No kidding, I would definitely entertain the idea of a yamaha blower. That 1028 is a beast, very nice!!


----------



## superedge88

mazdarules said:


> I picked up a new YS1028J from a Yamaha dealer yesterday. I managed to get the blower out today and clear a bit of snow with the new toy. Wow, this unit really moves a lot of snow and is very easy to operate. The blower is also very quiet and easy to maneuver. The build quality on this unit was better than the Honda I looked at and the dealer was much easier to deal with.
> 
> I have attached a few pictures of the snow I was clearing and the new Snow blower.
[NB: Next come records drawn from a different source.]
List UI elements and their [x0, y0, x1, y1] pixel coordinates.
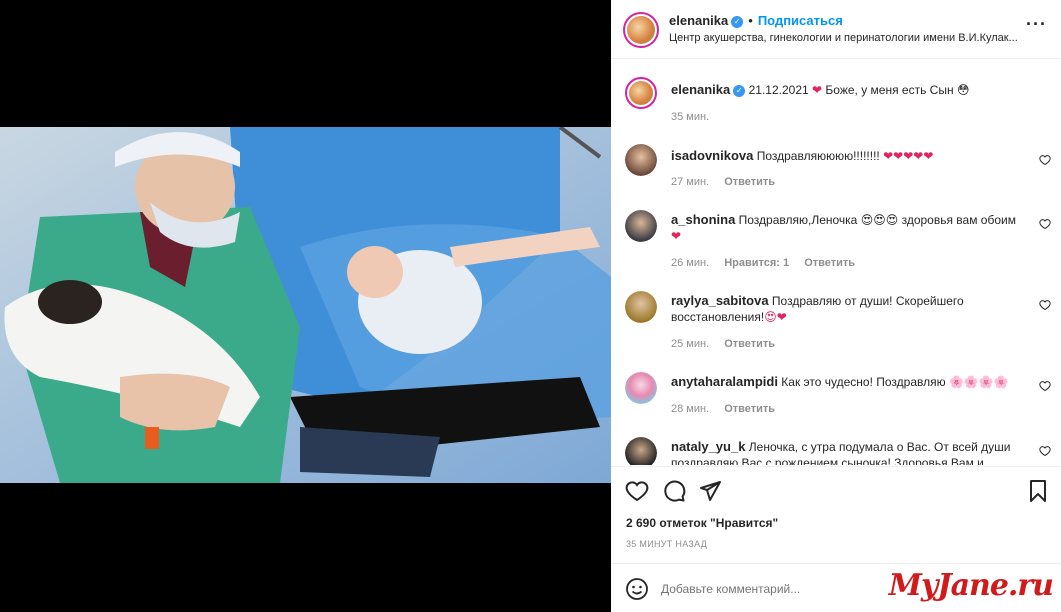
- comment-emoji: 😍😍😍: [860, 213, 899, 227]
- post-photo[interactable]: [0, 127, 611, 483]
- comment-username[interactable]: nataly_yu_k: [671, 439, 745, 454]
- posted-time: 35 МИНУТ НАЗАД: [626, 539, 708, 549]
- like-comment-icon[interactable]: [1039, 299, 1051, 311]
- caption-text: elenanika ✓ 21.12.2021 ❤ Боже, у меня ест…: [671, 82, 1021, 98]
- post-side-panel: elenanika ✓ • Подписаться Центр акушерства,…: [611, 0, 1061, 612]
- flushed-emoji: 😳: [956, 83, 970, 97]
- caption-date: 21.12.2021: [748, 83, 809, 97]
- caption-message: Боже, у меня есть Сын: [825, 83, 954, 97]
- like-comment-icon[interactable]: [1039, 445, 1051, 457]
- comment-meta: 26 мин. Нравится: 1 Ответить: [671, 257, 867, 269]
- comment-emoji: ❤❤❤❤❤: [883, 149, 934, 163]
- comment-body-2: здоровья вам обоим: [901, 213, 1016, 227]
- like-comment-icon[interactable]: [1039, 218, 1051, 230]
- comment-time: 25 мин.: [671, 338, 710, 350]
- author-username[interactable]: elenanika: [669, 13, 728, 28]
- caption-time: 35 мин.: [671, 111, 710, 123]
- reply-button[interactable]: Ответить: [724, 338, 775, 350]
- heart-emoji: ❤: [812, 83, 823, 97]
- verified-icon: ✓: [733, 84, 746, 97]
- post-header: elenanika ✓ • Подписаться Центр акушерства,…: [611, 0, 1061, 59]
- more-icon[interactable]: ···: [1026, 14, 1047, 35]
- site-watermark: MyJane.ru: [888, 568, 1054, 603]
- caption-username[interactable]: elenanika: [671, 82, 730, 97]
- author-avatar[interactable]: [623, 12, 659, 48]
- commenter-avatar[interactable]: [625, 372, 657, 404]
- like-comment-icon[interactable]: [1039, 380, 1051, 392]
- likes-count[interactable]: 2 690 отметок "Нравится": [626, 516, 778, 530]
- comment-username[interactable]: raylya_sabitova: [671, 293, 769, 308]
- heart-icon[interactable]: [625, 479, 649, 503]
- comment-emoji: 😍❤: [764, 310, 787, 324]
- like-comment-icon[interactable]: [1039, 154, 1051, 166]
- comment-emoji-2: ❤: [671, 229, 682, 243]
- comment-text: isadovnikova Поздравляюююю!!!!!!!! ❤❤❤❤❤: [671, 148, 1021, 164]
- commenter-avatar[interactable]: [625, 437, 657, 465]
- comment-body: Поздравляю,Леночка: [738, 213, 858, 227]
- caption-meta: 35 мин.: [671, 111, 721, 123]
- reply-button[interactable]: Ответить: [724, 403, 775, 415]
- smile-icon[interactable]: [625, 577, 649, 601]
- action-bar: [611, 466, 1061, 514]
- comment-meta: 27 мин. Ответить: [671, 176, 787, 188]
- comment-emoji: 🌸🌸🌸🌸: [948, 375, 1009, 389]
- reply-button[interactable]: Ответить: [804, 257, 855, 269]
- comments-list[interactable]: elenanika ✓ 21.12.2021 ❤ Боже, у меня ест…: [611, 60, 1061, 465]
- post-location[interactable]: Центр акушерства, гинекологии и перинато…: [669, 32, 1019, 44]
- commenter-avatar[interactable]: [625, 291, 657, 323]
- comment-icon[interactable]: [662, 479, 686, 503]
- comment-body: Поздравляюююю!!!!!!!!: [756, 149, 880, 163]
- comment-text: raylya_sabitova Поздравляю от души! Скор…: [671, 293, 1021, 325]
- comment-text: a_shonina Поздравляю,Леночка 😍😍😍 здоровь…: [671, 212, 1021, 244]
- separator-dot: •: [748, 13, 753, 28]
- comment-meta: 28 мин. Ответить: [671, 403, 787, 415]
- commenter-avatar[interactable]: [625, 144, 657, 176]
- comment-time: 28 мин.: [671, 403, 710, 415]
- comment-input[interactable]: [661, 578, 921, 600]
- comment-body: Как это чудесно! Поздравляю: [781, 375, 946, 389]
- verified-icon: ✓: [731, 15, 744, 28]
- comment-meta: 25 мин. Ответить: [671, 338, 787, 350]
- share-icon[interactable]: [698, 479, 722, 503]
- comment-text: anytaharalampidi Как это чудесно! Поздра…: [671, 374, 1021, 390]
- comment-username[interactable]: anytaharalampidi: [671, 374, 778, 389]
- comment-username[interactable]: isadovnikova: [671, 148, 753, 163]
- author-avatar[interactable]: [625, 77, 657, 109]
- reply-button[interactable]: Ответить: [724, 176, 775, 188]
- comment-time: 26 мин.: [671, 257, 710, 269]
- comment-username[interactable]: a_shonina: [671, 212, 735, 227]
- comment-text: nataly_yu_k Леночка, с утра подумала о В…: [671, 439, 1021, 465]
- post-media: [0, 0, 611, 612]
- comment-likes[interactable]: Нравится: 1: [724, 257, 789, 269]
- follow-button[interactable]: Подписаться: [758, 13, 843, 28]
- comment-time: 27 мин.: [671, 176, 710, 188]
- bookmark-icon[interactable]: [1026, 479, 1050, 503]
- commenter-avatar[interactable]: [625, 210, 657, 242]
- header-top-line: elenanika ✓ • Подписаться: [669, 13, 843, 28]
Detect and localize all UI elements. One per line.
Take a video next time, or it never happend


----------



## pfn

It is a nice looking machine. Is it steerable? if so, how?


----------



## bwdbrn1

Super looking machine. Thanks for sharing your initial impressions. I looks like it sliced it's way right through that drift. A video of it in action would sure be fun to see.

Here's the web site for it.

http://www.yamaha-motor.ca/products/details.php?model=4440&group=SB&catId=92


----------



## JnC

I love my Honda but if given the choice I would have made the same decision as you. Hondas are great machines but Yamaha just takes it to the next level, good luck with it. As others said, do post a video of this beasts in action when/if you get a chance.


----------



## Freezn

Always been a fan of Yamaha. Wish they still had a dog in the fight in the US Market. Highly engineered machines for demanding high end customers.


----------